Eben das ist falsch oder auch Auslegenssache, denn Nationalismus im historischem Sinne war das nicht von 1933 bis 1945 sondern Faschismus basierend auf Kapitalismus. Somit ist eine Verurteilung des kapitalistischen Hitlerismus (um es mal exakt zu bezeichnen) immer richtig und findet meine Zustimmung. Ich würde sagen ein funktionierender Nationalismus (nicht Faschismus-Hitlerismus) ist erst mal die Vorraussetzung international sich in die Welt zu integrieren. Also muss erst mal der eigene Staat in Ordnung gebracht werden was keineswegs heißen darf sich US-amerikanischen Interessen unterzuordnen. Dies ist ebenso falsch wie sich die frühere DDR sowjetischen Interessen unterordnen musste.
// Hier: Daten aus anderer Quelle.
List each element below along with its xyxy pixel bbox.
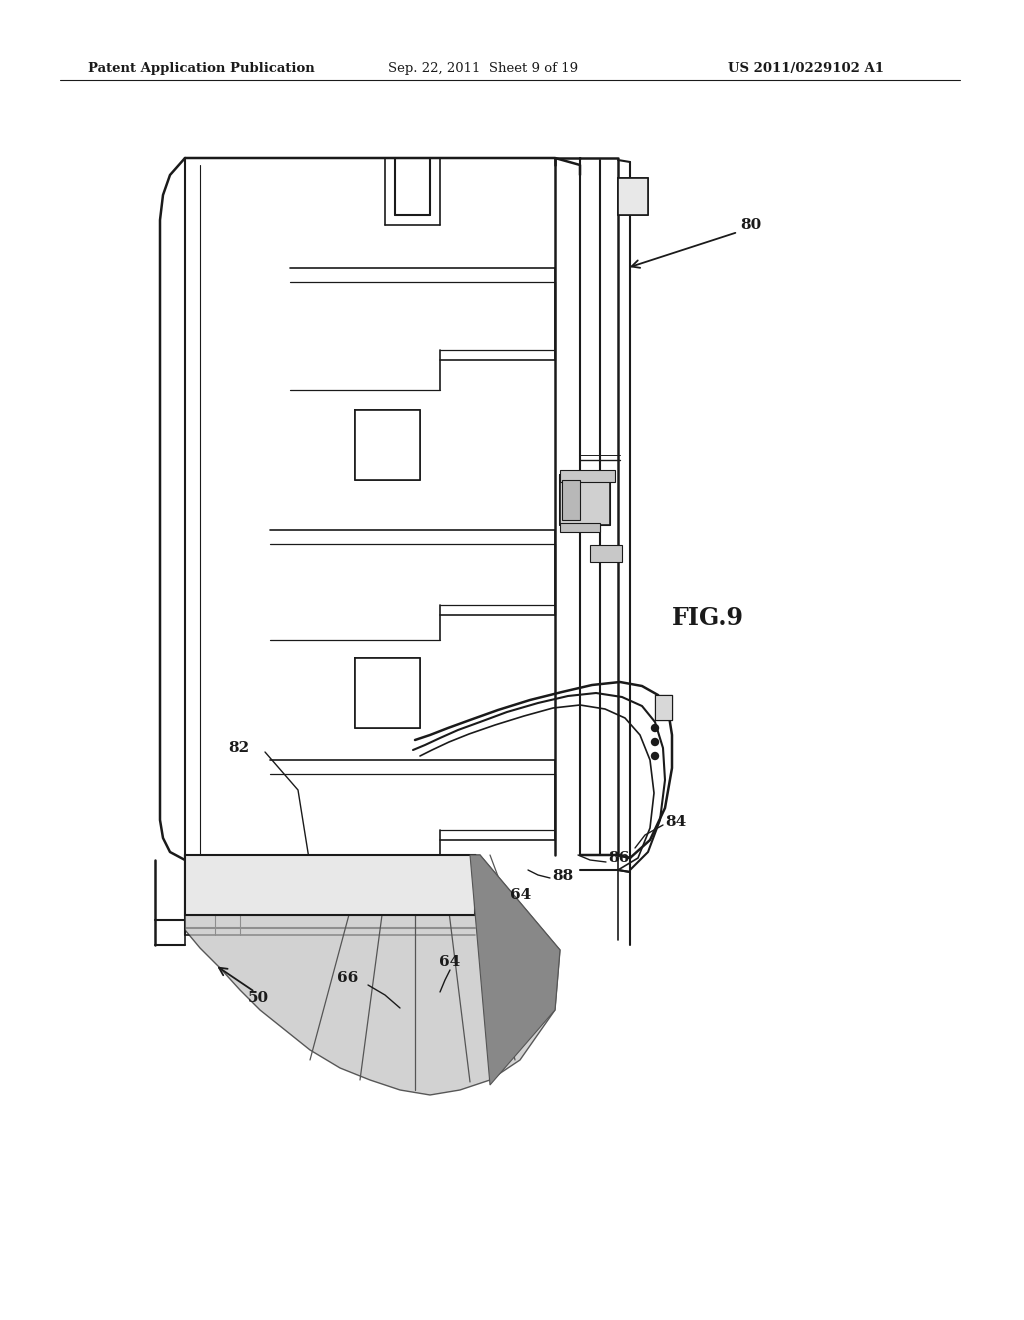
Polygon shape — [560, 475, 610, 525]
Polygon shape — [590, 545, 622, 562]
Text: 86: 86 — [608, 851, 630, 865]
Text: 50: 50 — [248, 991, 268, 1005]
Text: FIG.9: FIG.9 — [672, 606, 744, 630]
Text: 84: 84 — [665, 814, 686, 829]
Text: 64: 64 — [510, 888, 531, 902]
Polygon shape — [185, 855, 475, 915]
Polygon shape — [185, 855, 560, 1096]
Text: US 2011/0229102 A1: US 2011/0229102 A1 — [728, 62, 884, 75]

Also bitte ganz klar auseinanderhalten was Sozialismus, Kapitalismus, Nationalismus und Faschismus ist.
Kapitalismus und Sozialismus sind Gesellschaftsordnungen und Faschismus und Imperialismus sind Erscheinungsformen basierend auf Kapitalismus und Nationalismus und Stalinismus sind Erscheinungsformen basierend auf dem Sozialismus. Man sollte also nicht Äpfel mit Birnen vergleichen sondern sich erst mal gesellschaftswissenschaftlich kundig machen.

Also geht es doch darum eine Zeit zu verurteilen die weder national noch sozialistisch war. Deshalb sollte man der Opfer gedenken, die Verbrechen verurteilen und die Dinge so bewerten wie sie historisch richtig sind. Übrigens ein Großteil englischer und französischer Menschen denkt so. Nur die Deutschen sind ein Sonderfall.


Die Verbrechen wurden aber nicht vom "Faschismus", "Nationalsozialismus" oder wie Du es auch bezeichnen möchtest begangen, auch nicht von "einer Zeit". Die Verbrechen wurden von Menschen begangen. Es waren auch nicht einige wenige und sie waren sicher nicht alle "Kapitalisten". Das gleiche gilt für die SS-Mäner und die Wehrmachtsangehörigen. Die meisten haben mitgemacht bei den Verbrechen, oder zugesehen oder zumindest davon gewusst und nichts gesagt/gemacht. Und egal, was davon zutrifft, schuldig hat man sich in jedem der Fälle gemacht.